Story and Photos by Andrea Dee
For the garden that has everything, and a little space to spare, this spring show stopper is a fun specialty selection. Red horse-chestnut tree is a cross between red buckeye (A. pavia) and horse-chestnut (A. hippocastanum). Flowering with pink to rose red conical clusters and exhibiting coarse, dark green foliage, red horse-chestnut stands out among other shade trees. Medium in size, fitting into average sized residential landscapes and park settings alike.
Red horse-chestnut offers many very unique attributes but comes with some attitude being a higher maintenance specimen. Red horse-chestnut thrives in acidic, consistently moist, fertile soils. Droughty conditions or too much exposure to direct sunlight can lead to leaf scorch. In an appropriate site, red horse-chestnut will grow into a sought after showy medium-sized flowering shade tree.
Quick Facts and Keys to Success
Common Name: Red horse-chestnut
Botanical Name: Aesculus x carnea
Varieties/Cultivars to Look for: ‘Fort McNair’, ‘Briotti’

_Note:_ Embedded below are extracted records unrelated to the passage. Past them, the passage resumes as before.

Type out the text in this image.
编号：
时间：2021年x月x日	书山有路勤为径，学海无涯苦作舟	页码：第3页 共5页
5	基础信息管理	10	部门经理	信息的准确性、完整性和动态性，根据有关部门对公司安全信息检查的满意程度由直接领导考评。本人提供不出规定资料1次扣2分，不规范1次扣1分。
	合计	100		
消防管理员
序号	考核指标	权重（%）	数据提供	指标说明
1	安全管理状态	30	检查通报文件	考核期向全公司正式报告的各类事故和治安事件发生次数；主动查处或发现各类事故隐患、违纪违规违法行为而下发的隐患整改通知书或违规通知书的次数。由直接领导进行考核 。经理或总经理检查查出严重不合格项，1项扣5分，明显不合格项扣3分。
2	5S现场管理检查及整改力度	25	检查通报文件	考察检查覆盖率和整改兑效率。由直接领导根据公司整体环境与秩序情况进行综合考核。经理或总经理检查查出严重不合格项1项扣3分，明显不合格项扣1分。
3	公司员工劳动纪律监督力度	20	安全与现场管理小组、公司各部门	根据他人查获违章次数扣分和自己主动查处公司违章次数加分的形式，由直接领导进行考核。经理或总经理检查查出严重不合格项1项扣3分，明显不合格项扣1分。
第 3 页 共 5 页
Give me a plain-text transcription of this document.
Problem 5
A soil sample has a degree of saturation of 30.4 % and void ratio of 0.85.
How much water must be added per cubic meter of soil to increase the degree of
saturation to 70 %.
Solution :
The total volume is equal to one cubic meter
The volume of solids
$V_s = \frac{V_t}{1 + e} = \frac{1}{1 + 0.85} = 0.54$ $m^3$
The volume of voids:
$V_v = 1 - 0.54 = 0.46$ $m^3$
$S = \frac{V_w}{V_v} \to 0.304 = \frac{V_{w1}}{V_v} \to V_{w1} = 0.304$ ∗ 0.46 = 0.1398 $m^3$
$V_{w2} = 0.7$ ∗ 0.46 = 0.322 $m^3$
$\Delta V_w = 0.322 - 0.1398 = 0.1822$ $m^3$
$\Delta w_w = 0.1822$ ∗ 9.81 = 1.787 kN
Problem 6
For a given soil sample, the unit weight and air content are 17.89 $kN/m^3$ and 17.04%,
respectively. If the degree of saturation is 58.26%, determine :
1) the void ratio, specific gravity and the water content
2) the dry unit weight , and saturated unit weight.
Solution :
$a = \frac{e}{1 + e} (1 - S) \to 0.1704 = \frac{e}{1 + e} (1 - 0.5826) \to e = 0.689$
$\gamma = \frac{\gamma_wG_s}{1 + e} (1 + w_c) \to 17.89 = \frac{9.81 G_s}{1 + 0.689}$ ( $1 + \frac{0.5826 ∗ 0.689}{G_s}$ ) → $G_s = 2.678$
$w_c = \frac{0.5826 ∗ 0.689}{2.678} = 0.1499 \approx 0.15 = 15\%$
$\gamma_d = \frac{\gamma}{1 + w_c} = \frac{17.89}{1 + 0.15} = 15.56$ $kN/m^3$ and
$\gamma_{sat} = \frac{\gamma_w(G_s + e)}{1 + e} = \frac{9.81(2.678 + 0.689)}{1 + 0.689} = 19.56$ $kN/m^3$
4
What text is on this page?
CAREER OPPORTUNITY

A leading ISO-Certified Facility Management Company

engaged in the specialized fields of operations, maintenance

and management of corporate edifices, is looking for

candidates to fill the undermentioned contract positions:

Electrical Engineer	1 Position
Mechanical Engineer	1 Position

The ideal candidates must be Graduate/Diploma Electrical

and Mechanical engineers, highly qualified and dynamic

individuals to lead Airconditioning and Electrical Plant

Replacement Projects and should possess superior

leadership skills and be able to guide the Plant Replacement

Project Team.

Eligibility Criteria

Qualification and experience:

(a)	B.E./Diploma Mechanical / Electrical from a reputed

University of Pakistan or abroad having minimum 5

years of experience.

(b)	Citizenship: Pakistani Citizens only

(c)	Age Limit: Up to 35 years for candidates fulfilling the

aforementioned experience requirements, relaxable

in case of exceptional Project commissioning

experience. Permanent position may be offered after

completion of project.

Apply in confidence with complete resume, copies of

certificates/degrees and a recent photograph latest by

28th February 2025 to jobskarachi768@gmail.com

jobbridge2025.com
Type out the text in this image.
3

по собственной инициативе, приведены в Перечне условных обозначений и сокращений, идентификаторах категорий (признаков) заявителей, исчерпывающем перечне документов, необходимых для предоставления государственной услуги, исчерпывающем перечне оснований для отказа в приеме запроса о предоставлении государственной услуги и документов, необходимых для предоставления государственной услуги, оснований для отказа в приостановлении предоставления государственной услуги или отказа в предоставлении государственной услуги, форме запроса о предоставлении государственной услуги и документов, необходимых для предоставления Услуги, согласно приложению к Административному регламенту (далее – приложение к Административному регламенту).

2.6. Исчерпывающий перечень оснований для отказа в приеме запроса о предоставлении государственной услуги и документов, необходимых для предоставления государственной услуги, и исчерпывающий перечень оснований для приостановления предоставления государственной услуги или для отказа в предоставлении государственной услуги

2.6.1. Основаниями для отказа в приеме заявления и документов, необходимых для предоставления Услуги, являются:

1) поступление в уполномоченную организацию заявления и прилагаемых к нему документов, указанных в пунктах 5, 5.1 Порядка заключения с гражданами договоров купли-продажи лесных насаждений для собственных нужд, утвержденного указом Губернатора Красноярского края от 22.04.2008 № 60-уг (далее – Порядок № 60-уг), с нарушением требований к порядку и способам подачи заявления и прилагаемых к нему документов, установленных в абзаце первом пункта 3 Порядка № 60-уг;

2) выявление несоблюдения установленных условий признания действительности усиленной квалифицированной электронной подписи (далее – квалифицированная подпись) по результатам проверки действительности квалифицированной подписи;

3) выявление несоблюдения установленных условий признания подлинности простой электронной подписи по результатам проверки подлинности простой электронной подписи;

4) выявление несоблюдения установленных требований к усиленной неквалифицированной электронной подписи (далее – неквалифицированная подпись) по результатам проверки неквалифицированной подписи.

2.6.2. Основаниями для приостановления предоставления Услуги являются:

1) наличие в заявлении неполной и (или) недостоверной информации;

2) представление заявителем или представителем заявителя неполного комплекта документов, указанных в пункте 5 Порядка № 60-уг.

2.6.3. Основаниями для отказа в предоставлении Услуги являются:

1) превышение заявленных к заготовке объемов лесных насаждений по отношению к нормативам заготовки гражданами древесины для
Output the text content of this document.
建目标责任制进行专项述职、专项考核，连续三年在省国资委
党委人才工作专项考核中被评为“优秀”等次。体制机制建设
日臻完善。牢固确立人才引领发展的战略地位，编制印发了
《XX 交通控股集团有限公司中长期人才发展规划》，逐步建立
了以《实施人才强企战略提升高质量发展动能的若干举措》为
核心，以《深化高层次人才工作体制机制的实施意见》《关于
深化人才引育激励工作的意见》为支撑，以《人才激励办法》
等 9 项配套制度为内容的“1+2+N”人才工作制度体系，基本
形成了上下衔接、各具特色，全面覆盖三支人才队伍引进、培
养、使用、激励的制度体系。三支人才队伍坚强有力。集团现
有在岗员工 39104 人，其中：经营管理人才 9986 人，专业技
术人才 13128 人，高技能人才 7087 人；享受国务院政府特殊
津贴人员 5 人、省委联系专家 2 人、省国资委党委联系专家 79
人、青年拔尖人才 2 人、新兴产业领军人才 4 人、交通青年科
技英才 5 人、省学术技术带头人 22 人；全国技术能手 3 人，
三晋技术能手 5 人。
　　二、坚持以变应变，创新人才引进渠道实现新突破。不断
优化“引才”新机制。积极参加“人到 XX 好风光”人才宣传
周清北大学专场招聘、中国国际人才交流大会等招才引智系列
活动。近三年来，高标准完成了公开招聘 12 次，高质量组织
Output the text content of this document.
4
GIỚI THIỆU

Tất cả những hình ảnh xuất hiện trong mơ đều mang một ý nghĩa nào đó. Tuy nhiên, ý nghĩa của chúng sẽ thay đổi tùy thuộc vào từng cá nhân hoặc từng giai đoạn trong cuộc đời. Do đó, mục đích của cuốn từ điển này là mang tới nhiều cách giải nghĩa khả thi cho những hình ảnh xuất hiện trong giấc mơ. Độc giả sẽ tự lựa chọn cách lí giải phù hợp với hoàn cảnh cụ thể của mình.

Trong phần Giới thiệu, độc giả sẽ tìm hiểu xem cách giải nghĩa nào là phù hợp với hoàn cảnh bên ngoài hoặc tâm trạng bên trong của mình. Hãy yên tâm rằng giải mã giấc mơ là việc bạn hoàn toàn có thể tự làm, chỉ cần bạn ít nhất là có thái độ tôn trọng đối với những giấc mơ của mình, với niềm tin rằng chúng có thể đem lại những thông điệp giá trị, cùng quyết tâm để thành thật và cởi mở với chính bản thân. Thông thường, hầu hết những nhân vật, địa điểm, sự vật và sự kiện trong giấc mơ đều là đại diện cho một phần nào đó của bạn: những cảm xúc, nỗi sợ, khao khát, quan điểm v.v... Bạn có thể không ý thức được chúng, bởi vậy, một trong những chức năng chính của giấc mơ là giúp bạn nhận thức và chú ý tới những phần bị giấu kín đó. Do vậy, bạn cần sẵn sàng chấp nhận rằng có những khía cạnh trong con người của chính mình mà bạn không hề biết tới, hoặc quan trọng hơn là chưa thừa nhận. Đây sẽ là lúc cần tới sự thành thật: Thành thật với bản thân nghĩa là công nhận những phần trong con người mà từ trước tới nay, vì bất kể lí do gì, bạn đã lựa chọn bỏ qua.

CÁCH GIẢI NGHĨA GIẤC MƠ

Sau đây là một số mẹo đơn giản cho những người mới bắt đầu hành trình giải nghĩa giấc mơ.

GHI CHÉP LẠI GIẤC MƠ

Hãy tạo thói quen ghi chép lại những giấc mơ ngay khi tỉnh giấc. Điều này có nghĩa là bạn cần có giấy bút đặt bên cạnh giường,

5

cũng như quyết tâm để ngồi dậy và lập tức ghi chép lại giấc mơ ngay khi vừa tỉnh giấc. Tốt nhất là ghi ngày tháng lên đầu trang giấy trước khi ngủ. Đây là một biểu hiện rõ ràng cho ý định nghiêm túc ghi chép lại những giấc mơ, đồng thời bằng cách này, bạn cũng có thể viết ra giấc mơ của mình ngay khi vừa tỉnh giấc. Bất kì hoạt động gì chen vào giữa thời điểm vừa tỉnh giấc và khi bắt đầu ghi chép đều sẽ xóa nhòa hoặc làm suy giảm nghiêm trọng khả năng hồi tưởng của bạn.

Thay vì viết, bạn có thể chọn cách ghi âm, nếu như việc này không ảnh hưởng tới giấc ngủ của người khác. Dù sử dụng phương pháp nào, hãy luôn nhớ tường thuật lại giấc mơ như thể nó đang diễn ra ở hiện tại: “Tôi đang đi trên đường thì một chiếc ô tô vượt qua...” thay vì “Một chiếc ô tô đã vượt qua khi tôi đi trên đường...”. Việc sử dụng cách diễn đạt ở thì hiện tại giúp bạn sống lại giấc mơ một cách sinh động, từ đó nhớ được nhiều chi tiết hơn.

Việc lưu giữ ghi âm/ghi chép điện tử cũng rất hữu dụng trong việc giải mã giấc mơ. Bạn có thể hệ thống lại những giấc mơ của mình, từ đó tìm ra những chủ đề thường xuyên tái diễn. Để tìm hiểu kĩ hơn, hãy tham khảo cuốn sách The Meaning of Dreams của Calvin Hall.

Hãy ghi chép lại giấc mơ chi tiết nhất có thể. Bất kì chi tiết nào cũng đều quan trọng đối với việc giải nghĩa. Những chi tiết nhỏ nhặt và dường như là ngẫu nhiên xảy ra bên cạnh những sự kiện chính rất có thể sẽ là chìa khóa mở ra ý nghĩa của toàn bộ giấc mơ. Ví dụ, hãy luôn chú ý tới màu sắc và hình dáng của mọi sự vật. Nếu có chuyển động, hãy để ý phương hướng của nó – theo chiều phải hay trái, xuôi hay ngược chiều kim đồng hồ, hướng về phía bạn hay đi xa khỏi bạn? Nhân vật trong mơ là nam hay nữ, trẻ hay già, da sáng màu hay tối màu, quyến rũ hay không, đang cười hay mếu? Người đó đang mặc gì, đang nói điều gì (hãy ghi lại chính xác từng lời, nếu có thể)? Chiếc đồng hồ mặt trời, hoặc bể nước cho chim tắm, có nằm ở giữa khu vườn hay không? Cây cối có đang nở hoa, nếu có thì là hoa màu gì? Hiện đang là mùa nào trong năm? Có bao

Color: Dark green foliage; pinkish-red cone shaped flowers in May
Type: Spring-flowering, medium-sized shade tree
Mature Size: 30-40 feet tall and wide
Exposure: Full sun to light shade
When to Plant: Spring or fall
How to Plant: Dig planting hole at least twice as wide as root ball. Plant so that the trunk flare (found where the trunk meets the roots) is visible above mulch level. Difficult to move once established due to its taproot.
Soil: Prefers acidic, moist, well-drained soils.
Watering: Intolerant of drought; soil should be kept moist but not overly saturated.
When to Prune: During dormancy
When to Fertilize: Fertilize annually with slow-release fertilizer in the fall.
In Your Landscape: Medium-sized shade tree that flowers abundantly in the spring.